In a recent article in The Atlantic, the idea of a “makeup tax” was explored. The author talks about how women in general spend a lot of money and time on makeup and beauty products in order to be considered presentable to a male-dominated workplace. If the makeup tax is this much of a financial commitment for White women, imagine then what it must be like for Black women having to spend money not just on makeup but altering their hair in order for it to be considered neat and clean by White standards. Clearly Black women’s money has a significant effect on the haircare industry, since the natural hair push has caused many companies to create products for Black hair and even buy up businesses like Shea Moisture to cover that part of the market.
You cannot erase this context to make an Afro “just a hairstyle” (full story➚).
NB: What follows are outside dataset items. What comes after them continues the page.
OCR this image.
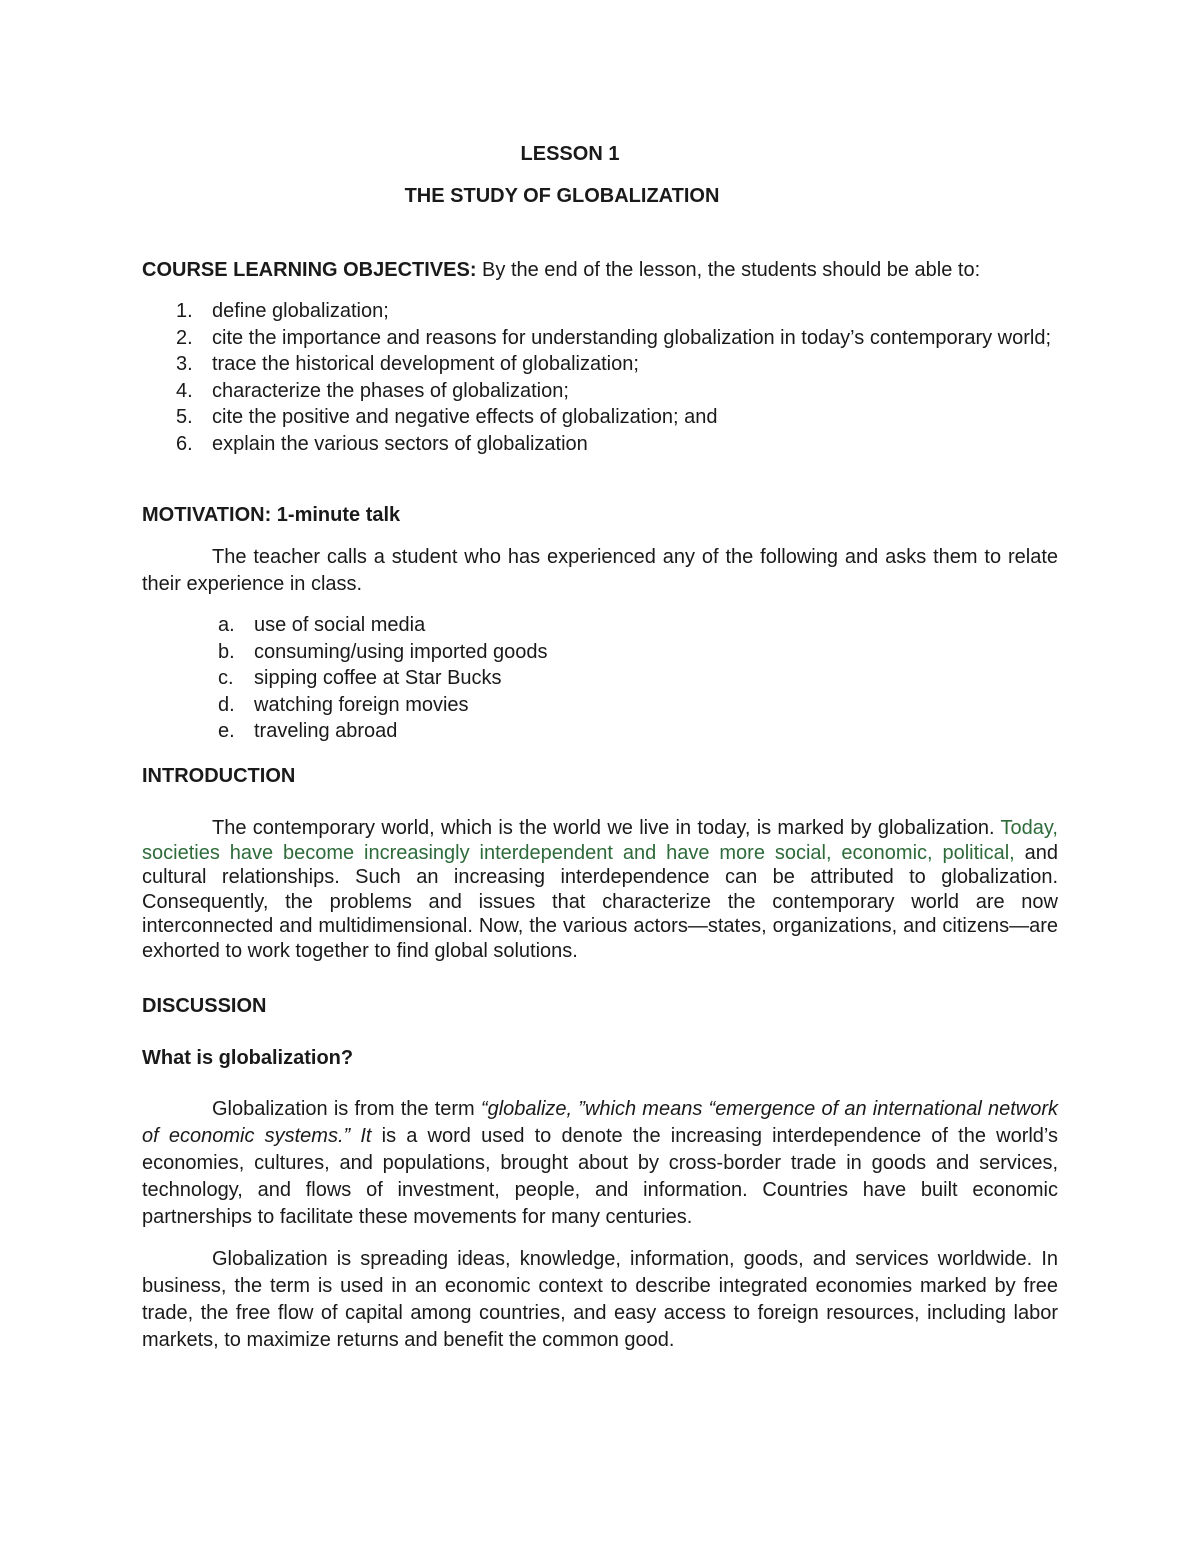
LESSON 1
THE STUDY OF GLOBALIZATION
COURSE LEARNING OBJECTIVES: By the end of the lesson, the students should be able to:
1. define globalization;
2. cite the importance and reasons for understanding globalization in today’s contemporary world;
3. trace the historical development of globalization;
4. characterize the phases of globalization;
5. cite the positive and negative effects of globalization; and
6. explain the various sectors of globalization
MOTIVATION: 1-minute talk

The teacher calls a student who has experienced any of the following and asks them to relate their experience in class.

a. use of social media
b. consuming/using imported goods
c. sipping coffee at Star Bucks
d. watching foreign movies
e. traveling abroad
INTRODUCTION

The contemporary world, which is the world we live in today, is marked by globalization. Today, societies have become increasingly interdependent and have more social, economic, political, and cultural relationships. Such an increasing interdependence can be attributed to globalization. Consequently, the problems and issues that characterize the contemporary world are now interconnected and multidimensional. Now, the various actors—states, organizations, and citizens—are exhorted to work together to find global solutions.

DISCUSSION
What is globalization?

Globalization is from the term “globalize, ”which means “emergence of an international network of economic systems.” It is a word used to denote the increasing interdependence of the world’s economies, cultures, and populations, brought about by cross-border trade in goods and services, technology, and flows of investment, people, and information. Countries have built economic partnerships to facilitate these movements for many centuries.

Globalization is spreading ideas, knowledge, information, goods, and services worldwide. In business, the term is used in an economic context to describe integrated economies marked by free trade, the free flow of capital among countries, and easy access to foreign resources, including labor markets, to maximize returns and benefit the common good.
The fact that our hair is considered either “unpresentable” or a fad clearly shows the disconnect that many people have with Black hair. It is especially insulting that with the amount of work and money that Black women have had to sacrifice over the years in order for our hair to be considered “presentable,” White women especially have recently been latching onto our hairstyles and are called innovative for doing so.
Our hair is not a fad, it is the natural way our hair grows on our heads, and we have the right to say no when people try to appropriate it.